The Environmental Protection Agency has awarded local governments along the Wasatch Front more than a million dollars to help clean up and revitalize blighted property. Here's how Salt Lake City, Salt Lake County and Ogden plan to use the EPA Brownfields grants given to 245 communities nationwide.
With major development underway along North Temple in Salt Lake City, including construction of the Airport TRAX line, Mayor Ralph Becker says this money is a huge leg up for the process.
“What we’re trying to do is make sure those sites are clear along this corridor, because this was mostly manufacturing and industrial corridor, there have been railroads through part of it.

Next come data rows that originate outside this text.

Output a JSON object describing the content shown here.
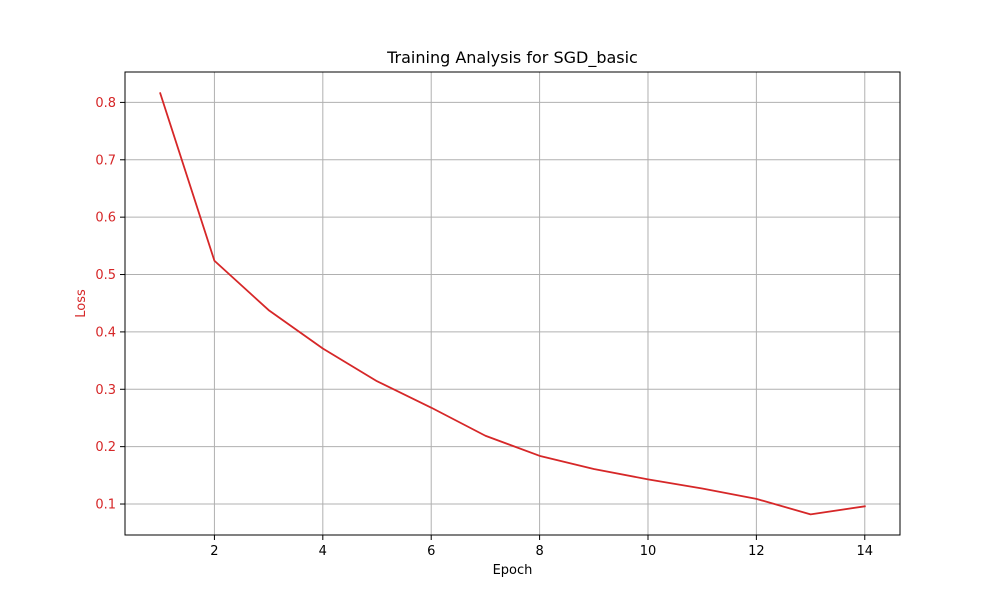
{
  "chart_data": {
    "type": "line",
    "title": "Training Analysis for SGD_basic",
    "xlabel": "Epoch",
    "ylabel": "Loss",
    "xlim": [
      0.35,
      14.65
    ],
    "ylim": [
      0.046,
      0.853
    ],
    "x_ticks": [
      2,
      4,
      6,
      8,
      10,
      12,
      14
    ],
    "y_ticks": [
      0.1,
      0.2,
      0.3,
      0.4,
      0.5,
      0.6,
      0.7,
      0.8
    ],
    "x_tick_labels": [
      "2",
      "4",
      "6",
      "8",
      "10",
      "12",
      "14"
    ],
    "y_tick_labels": [
      "0.1",
      "0.2",
      "0.3",
      "0.4",
      "0.5",
      "0.6",
      "0.7",
      "0.8"
    ],
    "grid": true,
    "series": [
      {
        "color": "#d62728",
        "x": [
          1,
          2,
          3,
          4,
          5,
          6,
          7,
          8,
          9,
          10,
          11,
          12,
          13,
          14
        ],
        "values": [
          0.816,
          0.524,
          0.438,
          0.371,
          0.314,
          0.268,
          0.219,
          0.184,
          0.161,
          0.143,
          0.127,
          0.109,
          0.082,
          0.096
        ]
      }
    ],
    "colors": {
      "line": "#d62728",
      "ylabel": "#d62728",
      "ytick": "#d62728",
      "xtick": "#000000",
      "grid": "#b0b0b0",
      "axes": "#000000"
    }
  }
}
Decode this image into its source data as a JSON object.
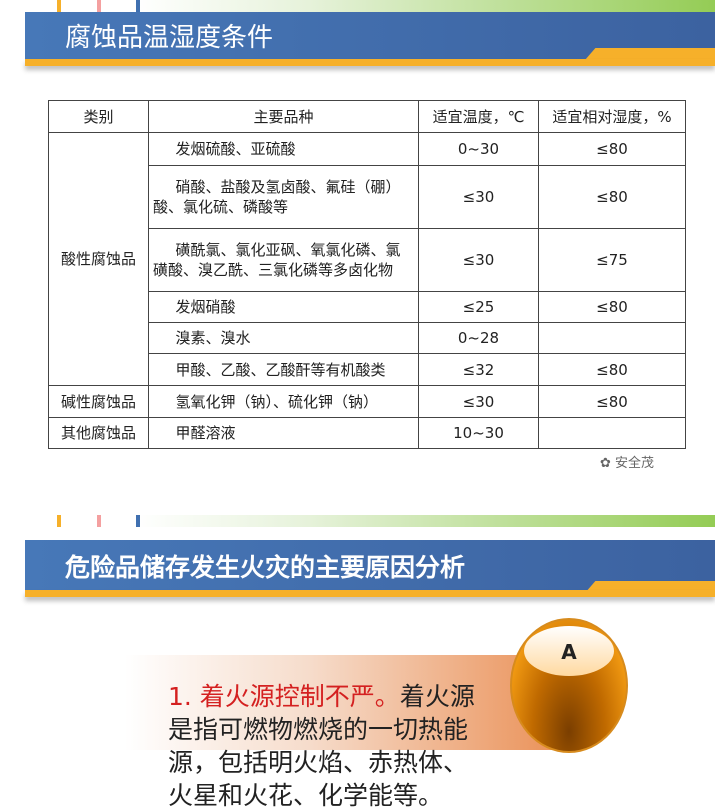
{
  "section1": {
    "title": "腐蚀品温湿度条件"
  },
  "table": {
    "headers": [
      "类别",
      "主要品种",
      "适宜温度，℃",
      "适宜相对湿度，%"
    ],
    "groups": [
      "酸性腐蚀品",
      "碱性腐蚀品",
      "其他腐蚀品"
    ],
    "rows": [
      {
        "item": "发烟硫酸、亚硫酸",
        "temp": "0~30",
        "hum": "≤80"
      },
      {
        "item": "硝酸、盐酸及氢卤酸、氟硅（硼）酸、氯化硫、磷酸等",
        "temp": "≤30",
        "hum": "≤80"
      },
      {
        "item": "磺酰氯、氯化亚砜、氧氯化磷、氯磺酸、溴乙酰、三氯化磷等多卤化物",
        "temp": "≤30",
        "hum": "≤75"
      },
      {
        "item": "发烟硝酸",
        "temp": "≤25",
        "hum": "≤80"
      },
      {
        "item": "溴素、溴水",
        "temp": "0~28",
        "hum": ""
      },
      {
        "item": "甲酸、乙酸、乙酸酐等有机酸类",
        "temp": "≤32",
        "hum": "≤80"
      },
      {
        "item": "氢氧化钾（钠）、硫化钾（钠）",
        "temp": "≤30",
        "hum": "≤80"
      },
      {
        "item": "甲醛溶液",
        "temp": "10~30",
        "hum": ""
      }
    ]
  },
  "watermark": "安全茂",
  "section2": {
    "title": "危险品储存发生火灾的主要原因分析"
  },
  "badge": "A",
  "point": {
    "heading": "1. 着火源控制不严。",
    "body": "着火源是指可燃物燃烧的一切热能源，包括明火焰、赤热体、火星和火花、化学能等。"
  },
  "colors": {
    "blue": "#4070b0",
    "orange": "#f6b02a",
    "green": "#94cc55",
    "red": "#d42020"
  }
}
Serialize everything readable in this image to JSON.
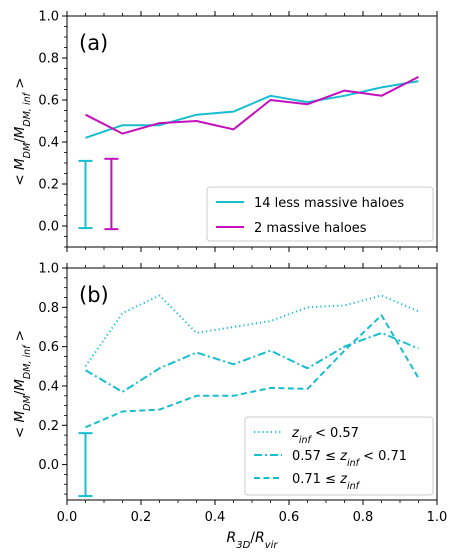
{
  "chart_data": [
    {
      "type": "line",
      "panel_label": "(a)",
      "ylabel": "< M_DM/M_DM,inf >",
      "xlabel": "",
      "xlim": [
        0.0,
        1.0
      ],
      "ylim": [
        -0.1,
        1.0
      ],
      "x_ticks": [
        "0.0",
        "0.2",
        "0.4",
        "0.6",
        "0.8",
        "1.0"
      ],
      "y_ticks": [
        "0.0",
        "0.2",
        "0.4",
        "0.6",
        "0.8",
        "1.0"
      ],
      "y_tick_values": [
        0.0,
        0.2,
        0.4,
        0.6,
        0.8,
        1.0
      ],
      "x_tick_labels_visible": false,
      "legend_position": "lower-right",
      "series": [
        {
          "name": "14 less massive haloes",
          "color": "#17becf",
          "linestyle": "solid",
          "x": [
            0.05,
            0.15,
            0.25,
            0.35,
            0.45,
            0.55,
            0.65,
            0.75,
            0.85,
            0.95
          ],
          "y": [
            0.42,
            0.48,
            0.48,
            0.53,
            0.545,
            0.62,
            0.59,
            0.62,
            0.66,
            0.69
          ]
        },
        {
          "name": "2 massive haloes",
          "color": "#c40fbd",
          "linestyle": "solid",
          "x": [
            0.05,
            0.15,
            0.25,
            0.35,
            0.45,
            0.55,
            0.65,
            0.75,
            0.85,
            0.95
          ],
          "y": [
            0.53,
            0.44,
            0.49,
            0.5,
            0.46,
            0.6,
            0.58,
            0.645,
            0.62,
            0.71
          ]
        }
      ],
      "error_bars": [
        {
          "x": 0.05,
          "y_low": -0.01,
          "y_high": 0.31,
          "color": "#17becf"
        },
        {
          "x": 0.12,
          "y_low": -0.015,
          "y_high": 0.32,
          "color": "#c40fbd"
        }
      ]
    },
    {
      "type": "line",
      "panel_label": "(b)",
      "ylabel": "< M_DM/M_DM,inf >",
      "xlabel": "R_3D/R_vir",
      "xlim": [
        0.0,
        1.0
      ],
      "ylim": [
        -0.18,
        1.0
      ],
      "x_ticks": [
        "0.0",
        "0.2",
        "0.4",
        "0.6",
        "0.8",
        "1.0"
      ],
      "y_ticks": [
        "0.0",
        "0.2",
        "0.4",
        "0.6",
        "0.8",
        "1.0"
      ],
      "y_tick_values": [
        0.0,
        0.2,
        0.4,
        0.6,
        0.8,
        1.0
      ],
      "x_tick_labels_visible": true,
      "legend_position": "lower-right",
      "series": [
        {
          "name": "z_inf < 0.57",
          "legend_parts": [
            "z",
            "inf",
            " < 0.57"
          ],
          "color": "#17becf",
          "linestyle": "dotted",
          "x": [
            0.05,
            0.15,
            0.25,
            0.35,
            0.45,
            0.55,
            0.65,
            0.75,
            0.85,
            0.95
          ],
          "y": [
            0.5,
            0.77,
            0.86,
            0.67,
            0.7,
            0.73,
            0.8,
            0.81,
            0.86,
            0.78
          ]
        },
        {
          "name": "0.57 ≤ z_inf < 0.71",
          "legend_parts": [
            "0.57 ≤ z",
            "inf",
            " < 0.71"
          ],
          "color": "#17becf",
          "linestyle": "dashdot",
          "x": [
            0.05,
            0.15,
            0.25,
            0.35,
            0.45,
            0.55,
            0.65,
            0.75,
            0.85,
            0.95
          ],
          "y": [
            0.48,
            0.37,
            0.49,
            0.57,
            0.51,
            0.58,
            0.49,
            0.6,
            0.67,
            0.59
          ]
        },
        {
          "name": "0.71 ≤ z_inf",
          "legend_parts": [
            "0.71 ≤ z",
            "inf",
            ""
          ],
          "color": "#17becf",
          "linestyle": "dashed",
          "x": [
            0.05,
            0.15,
            0.25,
            0.35,
            0.45,
            0.55,
            0.65,
            0.75,
            0.85,
            0.95
          ],
          "y": [
            0.19,
            0.27,
            0.28,
            0.35,
            0.35,
            0.39,
            0.385,
            0.58,
            0.76,
            0.44
          ]
        }
      ],
      "error_bars": [
        {
          "x": 0.05,
          "y_low": -0.16,
          "y_high": 0.16,
          "color": "#17becf"
        }
      ]
    }
  ]
}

It’s had a lot of industrial uses, and we want to facilitate the redevelopment of this whole corridor.”
The $1.3 million grant will allow the city to do an assessment of North Temple and various other sites near abandoned industrial and commercial properties, including areas in the Granary District and West Millcreek in Salt Lake County. The grant will also be used for properties along the 24th Street Corridor, 24th Street Interchange, and the Wall Avenue Retail Corridor in Ogden.
Those areas may be contaminated with things like petroleum, arsenic, lead and asbestos.

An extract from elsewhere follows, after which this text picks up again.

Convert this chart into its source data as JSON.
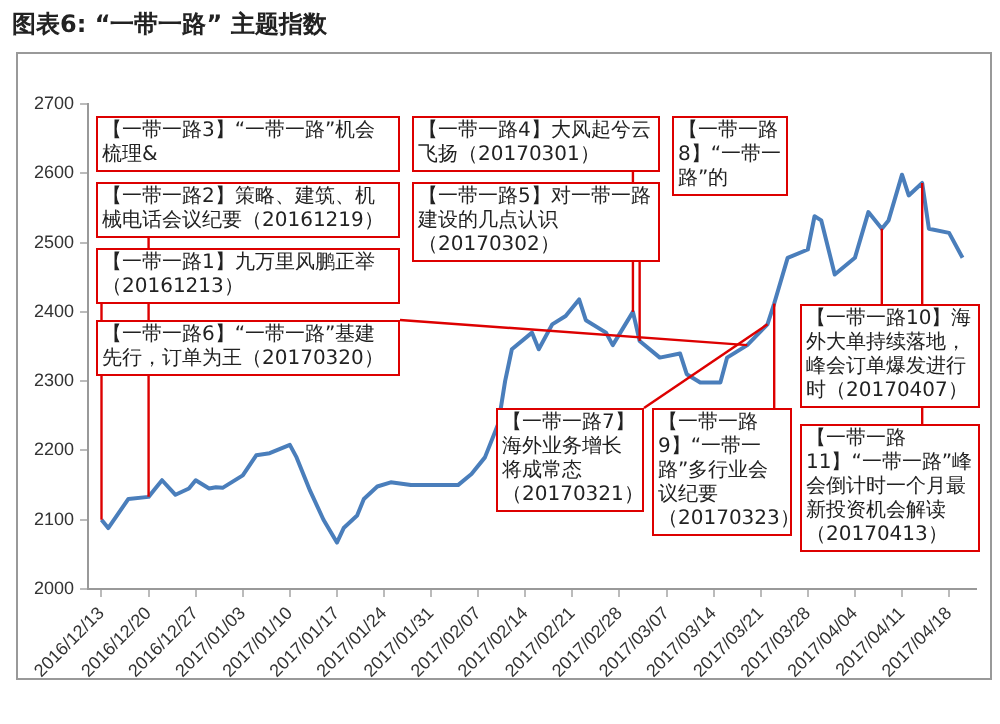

Jim Martin, Regional Administrator for the EPA says with the help of this grant, five years from now these areas will be transformed.
“What we’ve seen across the country with Brownfields grants is they provide that one piece of help, that one step further to help them figure out what it is they want to do, what properties they might need to remediate, what the contaminates are and then help them actually clean those sites up, so that the private sector can come in and invest with some confidence.”
The cleanup is expected to generate jobs for the local community and also reduce pollution and threats to human health.
Amanda Smith, Executive Director of the Utah Department of Environmental Quality says this is a great example of what building the economy and protecting the environment looks like.
“Most importantly people live and work, and are in this area every day. So it’s critically important that we have the funding to come in and do an assessment of the area, find out what’s here, what contaminants remain and then bring them up to standard.”
The EPA estimates there are 450,000 abandoned and contaminated waste sites in the United States.